# Hands On Offer



## MikeHag

http://hands-oncoffeeroasters.createsend5.com/t/ViewEmail/r/0649B429E3F9F759/F1B12A3220DE7347C45D7BC1A387288D


----------



## Spazbarista

2xLusty

1xChough

Thanks Mike


----------



## Monkey_Devil

Thanks Mike!

North coast for my French press at work, a lusty gaze and a black chough







never tried these guys before so its a great opportunity to have a go. I'm straying from my safe haven of Hasbean


----------



## bobbytoad

Lusty Glaze is great in espresso and milk

has any one tried brewing drip/filter with it?


----------



## garydyke1

I took advantage of the free postage offer

1 x Lusty

1 x Black C

1 x Limited release

Cant wait


----------



## Spazbarista

Got a beautiful ristretto out of the Lusty Glaze this morning


----------



## chimpsinties

Damn it. I just saw this today. I'd have given it a go if I'd seen it yesterday.

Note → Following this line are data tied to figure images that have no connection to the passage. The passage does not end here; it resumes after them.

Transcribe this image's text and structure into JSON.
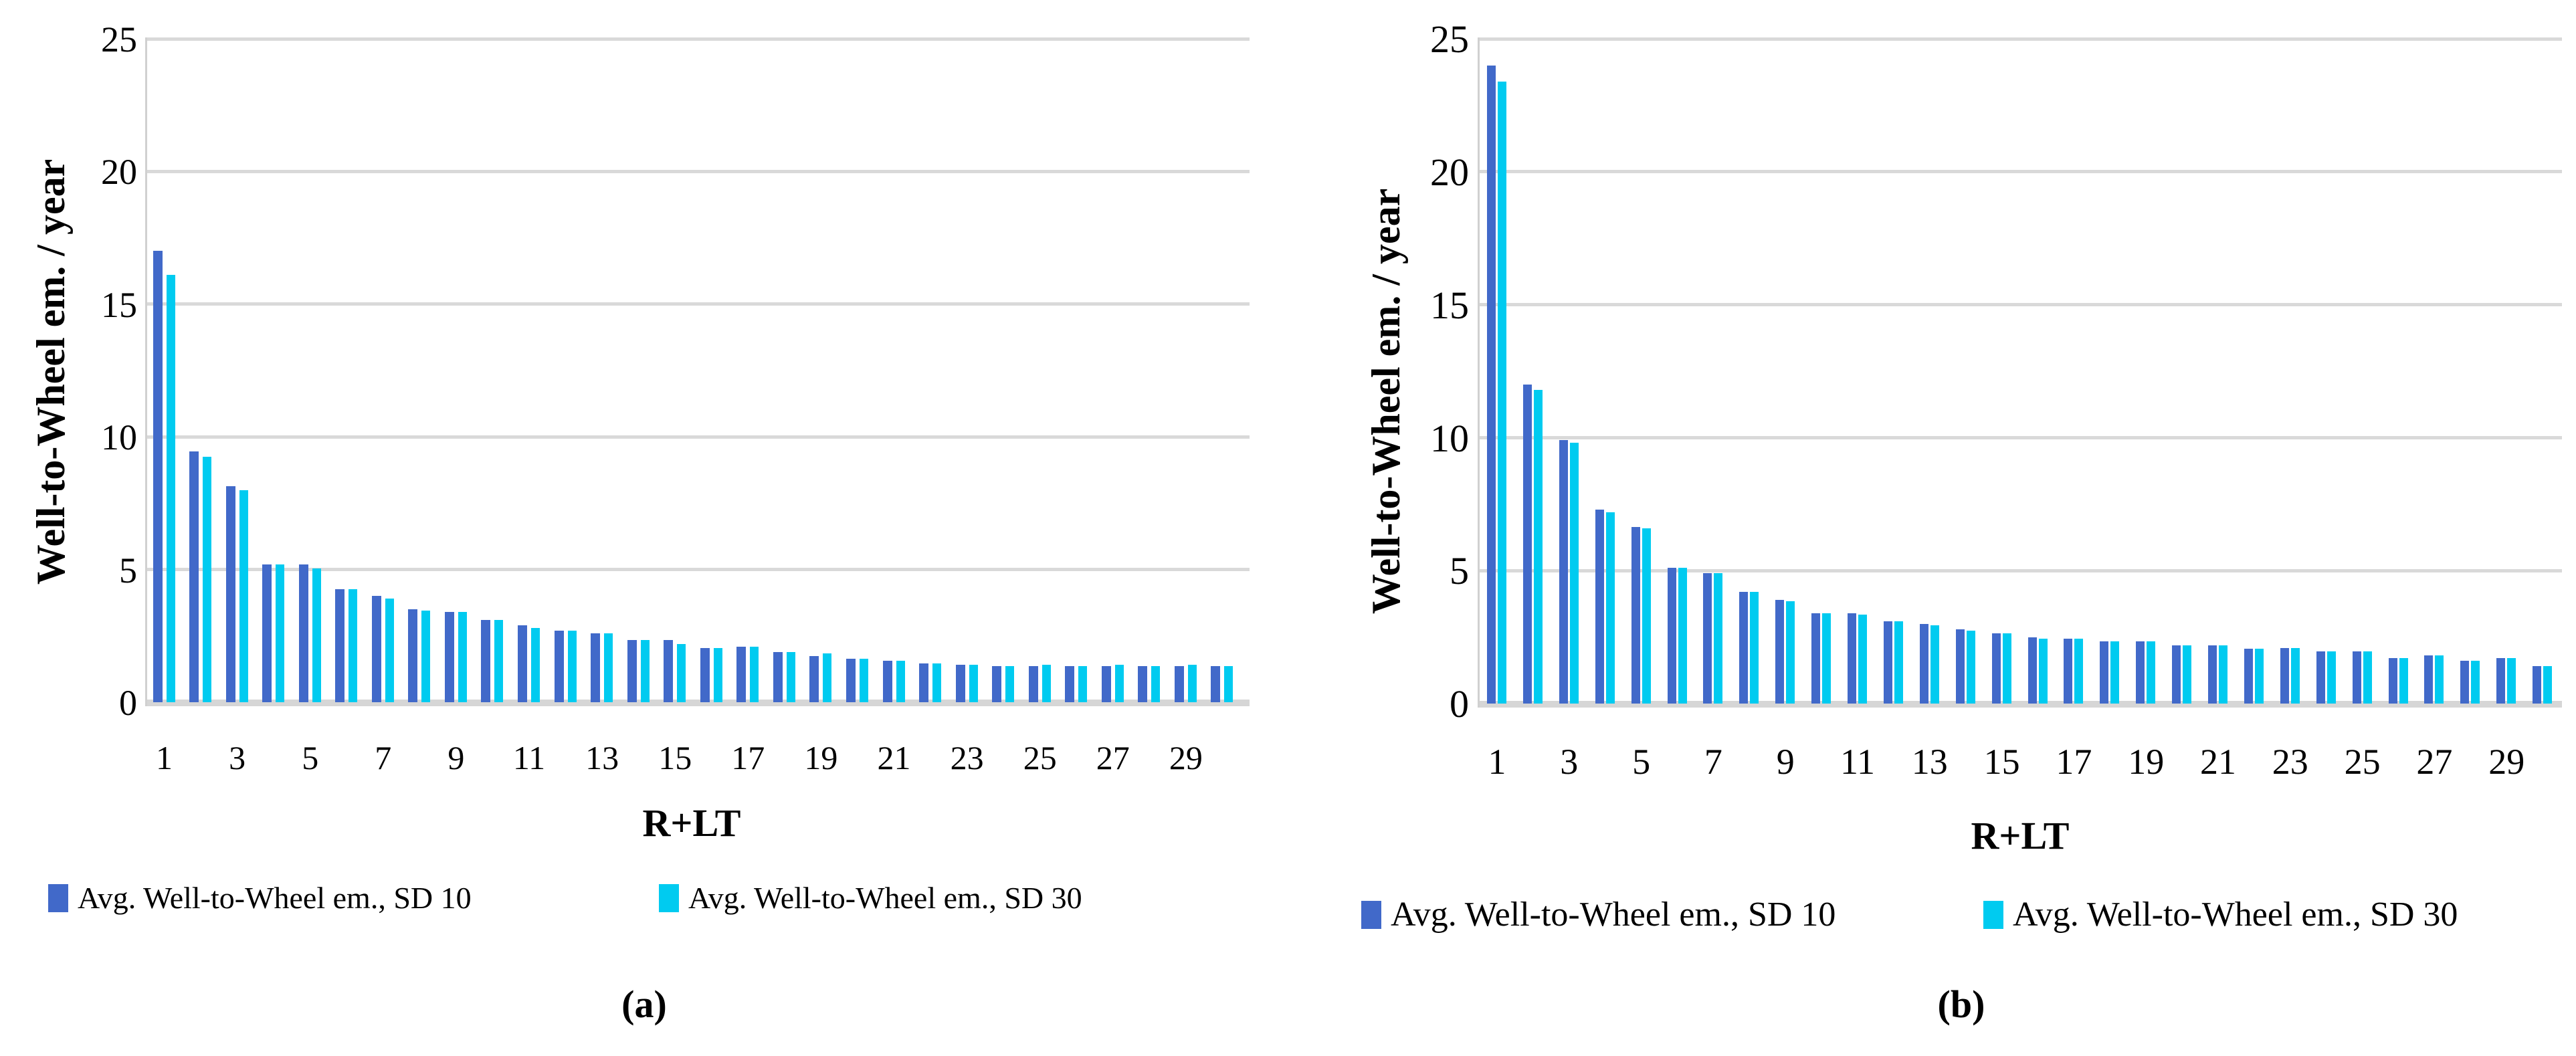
{
  "colors": {
    "sd10": "#4169C9",
    "sd30": "#00CBF0",
    "gridline": "#D9D9D9",
    "baseline": "#D6D6D6",
    "axis_line": "#D0D0D0",
    "text": "#000000",
    "background": "#FFFFFF"
  },
  "chart_data": [
    {
      "type": "bar",
      "caption": "(a)",
      "title": "",
      "xlabel": "R+LT",
      "ylabel": "Well-to-Wheel em. / year",
      "ylim": [
        0,
        25
      ],
      "y_ticks": [
        0,
        5,
        10,
        15,
        20,
        25
      ],
      "grid": "horizontal",
      "legend_position": "bottom",
      "categories": [
        1,
        2,
        3,
        4,
        5,
        6,
        7,
        8,
        9,
        10,
        11,
        12,
        13,
        14,
        15,
        16,
        17,
        18,
        19,
        20,
        21,
        22,
        23,
        24,
        25,
        26,
        27,
        28,
        29,
        30
      ],
      "x_tick_labels": [
        1,
        3,
        5,
        7,
        9,
        11,
        13,
        15,
        17,
        19,
        21,
        23,
        25,
        27,
        29
      ],
      "series": [
        {
          "name": "Avg. Well-to-Wheel em., SD 10",
          "color": "#4169C9",
          "values": [
            17.0,
            9.45,
            8.15,
            5.2,
            5.2,
            4.25,
            4.0,
            3.5,
            3.4,
            3.1,
            2.9,
            2.7,
            2.6,
            2.35,
            2.35,
            2.05,
            2.1,
            1.9,
            1.75,
            1.65,
            1.55,
            1.45,
            1.4,
            1.35,
            1.35,
            1.35,
            1.35,
            1.35,
            1.35,
            1.35
          ]
        },
        {
          "name": "Avg. Well-to-Wheel em., SD 30",
          "color": "#00CBF0",
          "values": [
            16.1,
            9.25,
            8.0,
            5.2,
            5.05,
            4.25,
            3.9,
            3.45,
            3.4,
            3.1,
            2.8,
            2.7,
            2.6,
            2.35,
            2.2,
            2.05,
            2.1,
            1.9,
            1.85,
            1.65,
            1.55,
            1.45,
            1.4,
            1.35,
            1.4,
            1.35,
            1.4,
            1.35,
            1.4,
            1.35
          ]
        }
      ]
    },
    {
      "type": "bar",
      "caption": "(b)",
      "title": "",
      "xlabel": "R+LT",
      "ylabel": "Well-to-Wheel em. / year",
      "ylim": [
        0,
        25
      ],
      "y_ticks": [
        0,
        5,
        10,
        15,
        20,
        25
      ],
      "grid": "horizontal",
      "legend_position": "bottom",
      "categories": [
        1,
        2,
        3,
        4,
        5,
        6,
        7,
        8,
        9,
        10,
        11,
        12,
        13,
        14,
        15,
        16,
        17,
        18,
        19,
        20,
        21,
        22,
        23,
        24,
        25,
        26,
        27,
        28,
        29,
        30
      ],
      "x_tick_labels": [
        1,
        3,
        5,
        7,
        9,
        11,
        13,
        15,
        17,
        19,
        21,
        23,
        25,
        27,
        29
      ],
      "series": [
        {
          "name": "Avg. Well-to-Wheel em., SD 10",
          "color": "#4169C9",
          "values": [
            24.0,
            12.0,
            9.9,
            7.3,
            6.65,
            5.1,
            4.9,
            4.2,
            3.9,
            3.4,
            3.4,
            3.1,
            3.0,
            2.8,
            2.65,
            2.5,
            2.45,
            2.35,
            2.35,
            2.2,
            2.2,
            2.05,
            2.1,
            1.95,
            1.95,
            1.72,
            1.82,
            1.62,
            1.7,
            1.42
          ]
        },
        {
          "name": "Avg. Well-to-Wheel em., SD 30",
          "color": "#00CBF0",
          "values": [
            23.4,
            11.8,
            9.8,
            7.2,
            6.6,
            5.1,
            4.9,
            4.2,
            3.85,
            3.4,
            3.35,
            3.1,
            2.95,
            2.75,
            2.65,
            2.45,
            2.45,
            2.35,
            2.35,
            2.2,
            2.2,
            2.05,
            2.1,
            1.95,
            1.95,
            1.72,
            1.82,
            1.62,
            1.7,
            1.42
          ]
        }
      ]
    }
  ]
}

I usually buy with a guy at work so we combine postage costs and it makes a couple of quid saving. I've been desperately waiting for him to finish his current batch so we can re-order.


----------



## Monkey_Devil

Just to mention I've received my beans yesterday. Very personal feeling confirmation email, very friendly. Beans arrived well packaged, but you have to store then in tuppaware or something else air tight because they're in paper bags rather than plastic. I've only tried Lusty Gaze so far. Being that I've previously always stuck with hasbean, this was unsurprisingly a little darker than I'm used to. And i really just get chocolaty nuttiness. But its tasty enough.

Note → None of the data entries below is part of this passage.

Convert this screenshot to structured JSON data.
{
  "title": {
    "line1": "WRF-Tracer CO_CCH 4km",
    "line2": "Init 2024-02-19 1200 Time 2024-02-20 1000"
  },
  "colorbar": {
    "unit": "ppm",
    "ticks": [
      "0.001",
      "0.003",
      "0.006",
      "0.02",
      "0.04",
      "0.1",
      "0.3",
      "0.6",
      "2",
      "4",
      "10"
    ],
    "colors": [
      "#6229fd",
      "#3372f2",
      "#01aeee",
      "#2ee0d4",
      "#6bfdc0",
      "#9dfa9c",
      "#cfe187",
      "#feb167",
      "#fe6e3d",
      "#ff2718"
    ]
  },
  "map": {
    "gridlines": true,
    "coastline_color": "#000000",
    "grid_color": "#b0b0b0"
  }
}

Looking forward to trying the other blends and will then decide whether I'm likely to reorder, but can't fault the service one bit. Definitely one to try for those who complain hasbean roasts too light.


----------



## garydyke1

Monkey_Devil said:


> Just to mention I've received my beans yesterday. Very personal feeling confirmation email, very friendly. Beans arrived well packaged, but you have to store then in tuppaware or something else air tight because they're in paper bags rather than plastic. I've only tried Lusty Gaze so far. Being that I've previously always stuck with hasbean, this was unsurprisingly a little darker than I'm used to. And i really just get chocolaty nuttiness. But its tasty enough.
> 
> Looking forward to trying the other blends and will then decide whether I'm likely to reorder, but can't fault the service one bit. Definitely one to try for those who complain hasbean roasts too light.


I store mine once opened in old Hasbean bags!


----------



## Monkey_Devil

Good thinking Batman!


----------



## stoobydale

I had the cheek to send them a sob story email stating that I was on night shift last night and missed the offer. Result, email back saying I could have some Lusty Galze, Black Chough and Sumatra Mandheling on the offer. Excellent customer service and will definitely use them again.


----------



## MikeHag

garydyke1 said:


> I store mine once opened in old Hasbean bags!


I've done a bit of that too! Do you give the bags a wash out first?


----------



## garydyke1

MikeHag said:


> I've done a bit of that too! Do you give the bags a wash out first?


I keep the Hands On stuff in its own bag, squeeze the air out and close it up...then place the whole thing inside the old hasbean bag squeeze the air out and close it up


----------



## gazbea

They really need to bring this offer back!


----------